Thailand orders 20th Century Fox to pay 10 million baht to restore Maya Bay

Today, Thailand’s Supreme Court ruled that Hollywood movie company 20th Century Fox – now renamed 20th Century Studios – is required to pay 10 million baht in environmental damages caused by the movie “The Beach” (2000) starring Leonardo DiCaprio.

Filming for “The Beach” began at Maya Bay at the Phi Phi Islands in Krabi province, southern Thailand, in 1998. The bay became a world-famous tourist destination following the success of the film, but “The Beach” hasn’t been the same since.

A lawsuit was filed against the movie company for offences under Thailand’s National Park Act (1961) and National Environmental Quality Promotion and Conservation Act (1992).

Lawsuits were also filed against Thailand’s Forestry Department for giving the film production company the green light to “renovate” Maya Bay to make the movie picture perfect. The renovations had devastating and lasting effects on Phi Phi Island’s natural environment.

The uprooting of plants at Maya Beach and levelling of barrier-forming sand dunes has led to mass soil erosion, say environmentalists. Maya Bay was previously protected against soil erosion by native plants whose roots kept the sand together. Without the plants, all the sand washed away into the sea.

The beach was widened for the production of the movie, “which meant removing the natural barriers protecting it from the sea,” said Boonkasem Saokow, a local artist from Krabi province.

“It’s quite clear that the film company has destroyed a beach which is part of a national park.”
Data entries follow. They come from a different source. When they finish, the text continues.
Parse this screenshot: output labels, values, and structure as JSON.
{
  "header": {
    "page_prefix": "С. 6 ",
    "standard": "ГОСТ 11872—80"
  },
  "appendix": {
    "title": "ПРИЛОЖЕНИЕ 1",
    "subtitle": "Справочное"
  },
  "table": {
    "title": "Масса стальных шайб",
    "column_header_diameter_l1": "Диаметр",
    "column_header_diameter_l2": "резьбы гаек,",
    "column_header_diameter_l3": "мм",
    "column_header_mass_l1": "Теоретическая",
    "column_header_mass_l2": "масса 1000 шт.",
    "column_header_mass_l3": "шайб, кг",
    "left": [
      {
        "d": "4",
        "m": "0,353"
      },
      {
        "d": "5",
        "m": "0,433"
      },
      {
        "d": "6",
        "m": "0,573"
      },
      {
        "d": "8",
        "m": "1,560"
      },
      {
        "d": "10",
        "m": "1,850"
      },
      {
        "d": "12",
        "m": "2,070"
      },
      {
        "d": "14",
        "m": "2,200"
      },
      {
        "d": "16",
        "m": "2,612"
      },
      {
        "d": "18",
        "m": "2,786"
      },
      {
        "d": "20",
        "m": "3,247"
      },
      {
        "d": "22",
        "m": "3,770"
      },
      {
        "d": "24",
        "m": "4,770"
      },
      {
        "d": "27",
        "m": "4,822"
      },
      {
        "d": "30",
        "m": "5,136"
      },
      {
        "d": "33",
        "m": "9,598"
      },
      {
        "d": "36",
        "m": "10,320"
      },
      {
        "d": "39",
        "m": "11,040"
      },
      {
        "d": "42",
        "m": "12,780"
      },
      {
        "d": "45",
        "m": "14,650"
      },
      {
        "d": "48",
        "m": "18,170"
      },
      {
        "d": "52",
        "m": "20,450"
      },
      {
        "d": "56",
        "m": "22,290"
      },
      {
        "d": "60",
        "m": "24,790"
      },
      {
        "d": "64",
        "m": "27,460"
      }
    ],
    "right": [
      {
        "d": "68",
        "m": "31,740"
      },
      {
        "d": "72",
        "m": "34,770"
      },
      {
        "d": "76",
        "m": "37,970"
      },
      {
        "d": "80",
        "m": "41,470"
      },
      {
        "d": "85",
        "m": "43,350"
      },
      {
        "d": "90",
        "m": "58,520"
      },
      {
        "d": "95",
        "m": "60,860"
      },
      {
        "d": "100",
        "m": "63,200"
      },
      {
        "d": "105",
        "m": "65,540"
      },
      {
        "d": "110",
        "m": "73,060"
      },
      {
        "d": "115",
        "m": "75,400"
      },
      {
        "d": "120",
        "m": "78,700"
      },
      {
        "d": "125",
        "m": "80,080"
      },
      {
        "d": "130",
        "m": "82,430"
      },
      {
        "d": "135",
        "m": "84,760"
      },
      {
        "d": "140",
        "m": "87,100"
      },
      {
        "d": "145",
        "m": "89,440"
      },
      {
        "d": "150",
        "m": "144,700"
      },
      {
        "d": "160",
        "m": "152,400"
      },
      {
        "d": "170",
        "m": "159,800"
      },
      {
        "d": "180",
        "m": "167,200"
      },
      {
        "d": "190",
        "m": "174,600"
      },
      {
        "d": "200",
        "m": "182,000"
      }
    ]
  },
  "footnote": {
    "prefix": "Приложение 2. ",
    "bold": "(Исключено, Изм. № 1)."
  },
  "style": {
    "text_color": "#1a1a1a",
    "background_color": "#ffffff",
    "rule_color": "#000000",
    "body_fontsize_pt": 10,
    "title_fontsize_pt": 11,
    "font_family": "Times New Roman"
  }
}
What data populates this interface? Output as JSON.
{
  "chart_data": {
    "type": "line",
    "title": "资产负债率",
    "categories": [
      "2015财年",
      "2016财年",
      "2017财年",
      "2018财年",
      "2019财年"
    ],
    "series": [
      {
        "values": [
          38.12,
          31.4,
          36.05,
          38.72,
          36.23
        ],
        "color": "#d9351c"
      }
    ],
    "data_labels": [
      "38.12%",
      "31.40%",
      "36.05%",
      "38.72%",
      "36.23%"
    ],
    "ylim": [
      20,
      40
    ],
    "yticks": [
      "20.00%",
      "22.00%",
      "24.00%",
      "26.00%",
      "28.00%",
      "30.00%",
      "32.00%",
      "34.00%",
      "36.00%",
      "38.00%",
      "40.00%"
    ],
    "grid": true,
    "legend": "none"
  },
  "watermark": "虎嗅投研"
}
The Supreme Court has demanded Thailand’s Department of Forestry to use the 10 million baht from 20th Century Studios to restore the natural environment at Maya Bay to its natural state.

The 250 metre beach at Maya Bay reopened in January this year after a three and a half year closure. It opened to tourists under strict environmental protection measures with a maximum of 375 tourists per hour between 10am – 4pm.

In July, the bay closed again for another period of environmental restoration. Authorities planned for the bay to reopen again on October 1, in a few weeks. However, with today’s news, perhaps the bay will remain closed until further notice.